The issue of settlements and Netanyahu’s perceived unwillingness to engage in good-faith peace talks has grated many of Netanyahu’s foreign contemporaries over the years. “I cannot bear Netanyahu,” former French President Nicolas Sarkozy was caught telling then-American President Barack Obama on a hot mic in 2011. “He’s a liar.”
“You’re fed up with him, but I have to deal with him even more often than you,” Obama had replied.
According to Vesconi, Netanyahu believes that all of historical Palestine should belong to Israel. It is a belief with roots in Netanyahu’s upbringing.
Father’s son
Benzion Netanyahu, the prime minister’s father, was a proponent of Ze’ev Jabotinsky – a proponent of what is known as Revisionist Zionism – who believed a Jewish state should extend to both sides of the Jordan River. In effect, that means an Israel that includes the country’s current territory, the West Bank, Gaza and part or all of Jordan.

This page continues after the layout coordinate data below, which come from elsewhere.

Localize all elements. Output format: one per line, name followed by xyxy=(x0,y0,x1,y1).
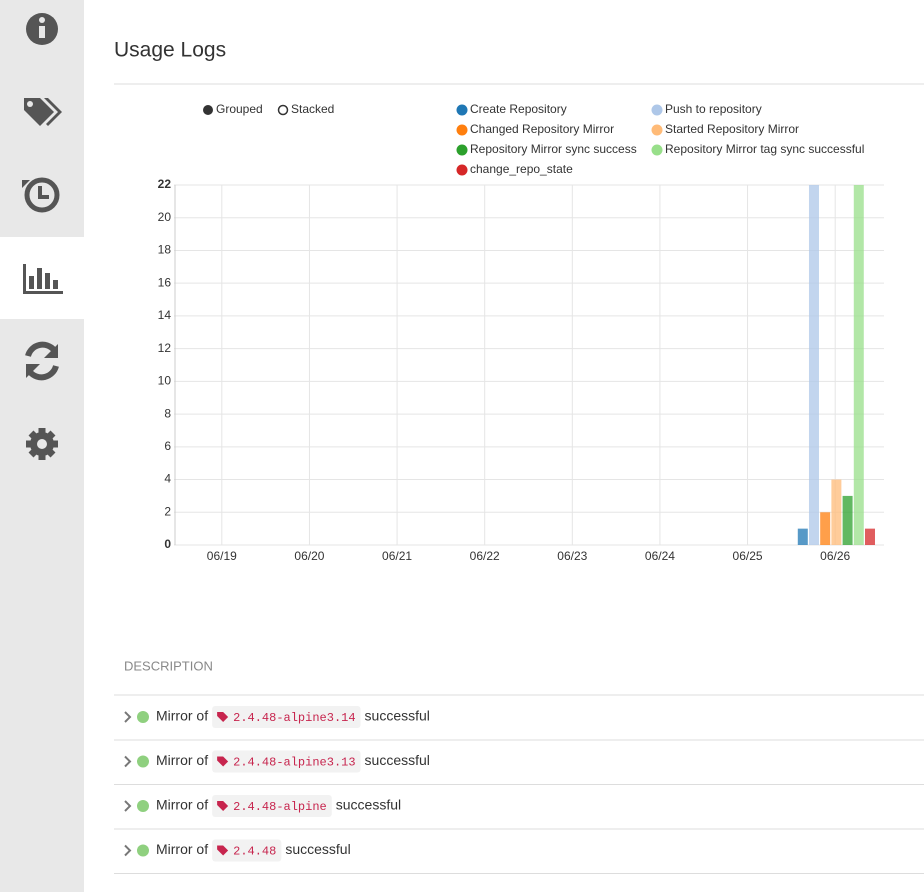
legend-label[interactable]: Changed Repository Mirror xyxy=(470,122,614,136)
legend-swatch[interactable] xyxy=(456,164,468,176)
tags-icon[interactable] xyxy=(24,98,62,126)
tag-icon xyxy=(217,801,229,811)
grouped-label[interactable]: Grouped xyxy=(216,102,263,116)
y-tick-label: 16 xyxy=(158,275,172,289)
refresh-icon[interactable] xyxy=(25,341,59,381)
legend-swatch[interactable] xyxy=(651,144,663,156)
y-tick-label: 12 xyxy=(158,341,172,355)
y-tick-label: 22 xyxy=(158,177,172,191)
x-tick-label: 06/19 xyxy=(207,549,237,563)
x-tick-label: 06/25 xyxy=(733,549,763,563)
x-tick-label: 06/23 xyxy=(557,549,587,563)
expand-chevron[interactable] xyxy=(124,800,132,812)
legend-swatch[interactable] xyxy=(456,104,468,116)
expand-chevron[interactable] xyxy=(124,755,132,768)
tag-box xyxy=(212,839,282,862)
tag-icon xyxy=(217,845,229,856)
legend-label[interactable]: change_repo_state xyxy=(470,162,573,176)
gear-icon[interactable] xyxy=(26,428,58,460)
row-prefix: Mirror of xyxy=(156,797,208,813)
row-suffix: successful xyxy=(365,708,430,724)
bar xyxy=(797,528,808,545)
row-prefix: Mirror of xyxy=(156,752,208,768)
x-tick-label: 06/24 xyxy=(645,549,675,563)
y-tick-label: 20 xyxy=(158,210,172,224)
sidebar-icons xyxy=(22,13,63,460)
stacked-radio[interactable] xyxy=(277,104,289,116)
legend-label[interactable]: Create Repository xyxy=(470,102,567,116)
tag-name: 2.4.48-alpine3.14 xyxy=(233,711,355,725)
x-tick-label: 06/26 xyxy=(820,549,850,563)
tag-box xyxy=(212,750,361,773)
y-tick-label: 14 xyxy=(158,308,172,322)
tag-name: 2.4.48 xyxy=(233,845,276,859)
fade xyxy=(84,884,924,892)
legend-label[interactable]: Repository Mirror tag sync successful xyxy=(665,142,864,156)
y-tick-label: 0 xyxy=(164,537,171,551)
x-tick-label: 06/22 xyxy=(470,549,500,563)
tag-name: 2.4.48-alpine3.13 xyxy=(233,756,355,770)
y-tick-label: 10 xyxy=(158,374,172,388)
page-title: Usage Logs xyxy=(114,39,226,62)
tag-box xyxy=(212,795,332,817)
tag-icon xyxy=(217,756,229,767)
bar xyxy=(831,479,842,545)
y-tick-label: 8 xyxy=(164,406,171,420)
legend-swatch[interactable] xyxy=(651,124,663,136)
bar xyxy=(808,185,819,545)
x-tick-label: 06/20 xyxy=(294,549,324,563)
legend-swatch[interactable] xyxy=(456,124,468,136)
bar xyxy=(842,495,853,545)
bar xyxy=(864,528,875,545)
grouped-radio[interactable] xyxy=(203,105,213,115)
row-prefix: Mirror of xyxy=(156,708,208,724)
row-suffix: successful xyxy=(365,752,430,768)
y-tick-label: 6 xyxy=(164,439,171,453)
row-suffix: successful xyxy=(336,797,401,813)
table-header: DESCRIPTION xyxy=(124,658,213,673)
bar xyxy=(853,185,864,545)
tag-icon xyxy=(217,712,229,722)
history-icon[interactable] xyxy=(22,177,60,213)
stacked-label[interactable]: Stacked xyxy=(291,102,334,116)
legend-label[interactable]: Repository Mirror sync success xyxy=(470,142,637,156)
bar xyxy=(820,512,831,545)
legend-label[interactable]: Push to repository xyxy=(665,102,762,116)
status-dot xyxy=(137,844,149,857)
expand-chevron[interactable] xyxy=(124,711,132,723)
status-dot xyxy=(137,755,149,768)
tag-box xyxy=(212,706,361,728)
legend-swatch[interactable] xyxy=(456,144,468,156)
row-suffix: successful xyxy=(285,841,350,857)
y-tick-label: 2 xyxy=(164,504,171,518)
status-dot xyxy=(137,800,149,812)
info-icon[interactable] xyxy=(26,13,58,45)
tag-name: 2.4.48-alpine xyxy=(233,800,327,814)
chart-icon[interactable] xyxy=(23,264,63,294)
y-tick-label: 4 xyxy=(164,472,171,486)
row-prefix: Mirror of xyxy=(156,841,208,857)
legend-swatch[interactable] xyxy=(651,104,663,116)
y-tick-label: 18 xyxy=(158,243,172,257)
expand-chevron[interactable] xyxy=(124,844,132,857)
x-tick-label: 06/21 xyxy=(382,549,412,563)
status-dot xyxy=(137,711,149,723)
legend-label[interactable]: Started Repository Mirror xyxy=(665,122,799,136)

After failing to be awarded a position at the Hebrew University of Jerusalem, Benzion moved his family to the United States and took a position at Cornell University where he taught Judaic Studies. He carried that rejection for the rest of his life, and along with it, a distrust of intellectuals and the Israeli Labor Party.
Netanyahu held his father, who died in 2012 at the age of 102, in high regard. He said his father knew “how to identify danger in time” and “draw the necessary conclusions”.
Netanyahu learned that relationships were transactional – not altruistic – and “that humans live in constant Darwinian struggle for survival”, according to ‘Abd al-Hay’s study.
The Israeli prime minister is currently waging his own struggle to survive in office. He once enjoyed support from deeply religious conservatives and young, liberal capitalists working in sectors like tech — what Vesconi calls the two bourgeois.
But in recent times, he has lost the liberals while the religious right has intensified their support to that of what Kimhi calls “almost like a cult”. Starting in January 2023, Israelis flooded the streets to protest against wide-ranging judicial reform. Netanyahu said the changes are to balance an interventionist court.
Meanwhile, he is currently under trial for corruption, fraud and breach of trust and public opinion largely blames him for allowing the October 7 attack which saw Hamas break through a border fence, killing about 1,400 people and taking some 200 people captive.
What’s next
Under fire once again, Netanyahu’s character flaws are once again showing themselves, Kimhi said.
Analysts believe Netanyahu is likely to want to prolong the war, as few in Israel will call for a change of leader amid a war. More than 8,500 Palestinians have been killed in recent weeks in an assault of unprecedented intensity on Gaza. More than 3,000 of those are children. But those figures, much like the hostages, do not seem to be of concern to Netanyahu.
Putting his survival first aligns with the conclusions of Kimhi and ‘Abd al-Hay’s studies. Whatever move he takes next will be with that in mind.
“The Israeli public,” Kimhi said, “needs a real leader that can unite people.”